Базаров поморщился. В маленькой и невзрачной фигурке эманципированной женщины не было ничего безобразного; но выражение ее лица неприятно действовало на зрителя. Невольно хотелось спросить у ней: «Что ты, голодна? Или скучаешь? Или робеешь? Чего ты пружишься?» И у ней, как у Ситникова, вечно скребло на душе. Она говорила и двигалась очень развязно и в то же время неловко: она, очевидно, сама себя считала за добродушное и простое существо, и между тем что бы она ни делала, вам постоянно казалось, что она именно это-то и не хотела сделать; все у ней выходило, как дети говорят, – нарочно, то есть не просто, не естественно.
– Да, да, я знаю вас, Базаров, – повторила она. (За ней водилась привычка, свойственная многим провинциальным и московским дамам, – с первого дня знакомства звать мужчин по фамилии. ) – Хотите сигару?
– Сигарку сигаркой, – подхватил Ситников, который успел развалиться в креслах и задрать ногу кверху, – а дайте-ка нам позавтракать, мы голодны ужасно; да велите нам воздвигнуть бутылочку шампанского.

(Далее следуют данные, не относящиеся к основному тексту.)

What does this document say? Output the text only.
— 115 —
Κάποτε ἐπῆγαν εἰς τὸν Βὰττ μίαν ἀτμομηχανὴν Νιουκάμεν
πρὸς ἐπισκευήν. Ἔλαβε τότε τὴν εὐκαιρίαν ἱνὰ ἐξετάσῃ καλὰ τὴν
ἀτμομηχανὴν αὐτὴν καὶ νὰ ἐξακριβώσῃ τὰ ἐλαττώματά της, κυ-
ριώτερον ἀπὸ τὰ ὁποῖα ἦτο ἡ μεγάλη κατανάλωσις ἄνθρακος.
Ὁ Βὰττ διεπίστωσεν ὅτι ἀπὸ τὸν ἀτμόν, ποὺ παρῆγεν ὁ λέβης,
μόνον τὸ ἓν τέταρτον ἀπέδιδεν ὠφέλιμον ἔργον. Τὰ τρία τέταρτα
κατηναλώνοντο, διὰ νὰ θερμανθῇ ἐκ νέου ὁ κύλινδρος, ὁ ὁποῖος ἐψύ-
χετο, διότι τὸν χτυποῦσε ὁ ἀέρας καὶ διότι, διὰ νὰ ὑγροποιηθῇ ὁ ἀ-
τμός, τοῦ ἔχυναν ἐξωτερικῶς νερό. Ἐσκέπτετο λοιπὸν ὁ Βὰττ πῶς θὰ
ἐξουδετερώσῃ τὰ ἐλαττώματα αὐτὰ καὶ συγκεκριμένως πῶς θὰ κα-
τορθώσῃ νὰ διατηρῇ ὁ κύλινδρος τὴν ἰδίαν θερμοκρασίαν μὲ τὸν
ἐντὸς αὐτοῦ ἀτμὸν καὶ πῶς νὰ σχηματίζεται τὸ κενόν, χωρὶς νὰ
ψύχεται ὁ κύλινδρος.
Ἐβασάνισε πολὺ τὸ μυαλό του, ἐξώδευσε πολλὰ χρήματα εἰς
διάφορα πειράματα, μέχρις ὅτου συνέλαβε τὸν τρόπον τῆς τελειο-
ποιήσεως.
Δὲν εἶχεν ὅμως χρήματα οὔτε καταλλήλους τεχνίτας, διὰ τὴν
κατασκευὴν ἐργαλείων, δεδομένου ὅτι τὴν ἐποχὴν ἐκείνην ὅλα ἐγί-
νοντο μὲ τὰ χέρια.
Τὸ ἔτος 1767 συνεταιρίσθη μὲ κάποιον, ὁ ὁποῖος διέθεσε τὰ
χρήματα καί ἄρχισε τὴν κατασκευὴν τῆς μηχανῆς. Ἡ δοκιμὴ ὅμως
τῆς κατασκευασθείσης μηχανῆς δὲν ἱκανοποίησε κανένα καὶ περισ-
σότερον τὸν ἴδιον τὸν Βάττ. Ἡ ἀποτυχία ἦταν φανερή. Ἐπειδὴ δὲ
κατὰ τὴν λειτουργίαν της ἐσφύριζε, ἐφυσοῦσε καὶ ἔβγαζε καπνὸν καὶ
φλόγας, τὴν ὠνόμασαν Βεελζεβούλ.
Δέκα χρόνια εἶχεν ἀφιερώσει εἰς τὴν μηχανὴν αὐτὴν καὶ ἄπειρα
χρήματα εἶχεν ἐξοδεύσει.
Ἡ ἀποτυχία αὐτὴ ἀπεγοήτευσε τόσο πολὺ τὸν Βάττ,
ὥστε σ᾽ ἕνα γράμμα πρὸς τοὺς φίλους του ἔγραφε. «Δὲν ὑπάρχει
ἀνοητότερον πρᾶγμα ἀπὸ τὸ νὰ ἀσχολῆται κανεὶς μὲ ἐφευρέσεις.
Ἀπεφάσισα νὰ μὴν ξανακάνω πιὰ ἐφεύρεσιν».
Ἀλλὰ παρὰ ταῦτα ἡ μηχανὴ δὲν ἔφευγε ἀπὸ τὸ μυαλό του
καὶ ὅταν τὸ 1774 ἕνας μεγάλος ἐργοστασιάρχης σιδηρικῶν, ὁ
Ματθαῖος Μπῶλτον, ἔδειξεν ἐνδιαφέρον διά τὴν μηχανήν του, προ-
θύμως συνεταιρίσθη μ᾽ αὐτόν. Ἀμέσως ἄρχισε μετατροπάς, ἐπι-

– Сибарит, – промолвила Евдоксия и засмеялась. (Когда она смеялась, ее верхняя десна обнажалась над зубами.) – Не правда ли, Базаров, он сибарит?
– Я люблю комфорт жизни, – произнес с важностию Ситников. – Это не мешает мне быть либералом.
– Нет, это мешает, мешает! – воскликнула Евдоксия и приказала, однако, своей прислужнице распорядиться и насчет завтрака, и насчет шампанского. – Как вы об этом думаете? – прибавила она, обращаясь к Базарову. – Я уверена, вы разделяете мое мнение.
– Ну нет, – возразил Базаров, – кусок мяса лучше куска хлеба, даже с химической точки зрения.
– А вы занимаетесь химией? Это моя страсть. Я даже сама выдумала одну мастику.
– Мастику? вы?
– Да, я. И знаете ли, с какою целью? Куклы делать, головки, чтобы не ломались. Я ведь тоже практическая. Но все еще не готово. Нужно еще Либиха почитать. Кстати, читали вы статью Кислякова о женском труде в «Московских ведомостях»? Прочтите, пожалуйста. Ведь вас интересует женский вопрос? И школы тоже? Чем ваш приятель занимается? Как его зовут?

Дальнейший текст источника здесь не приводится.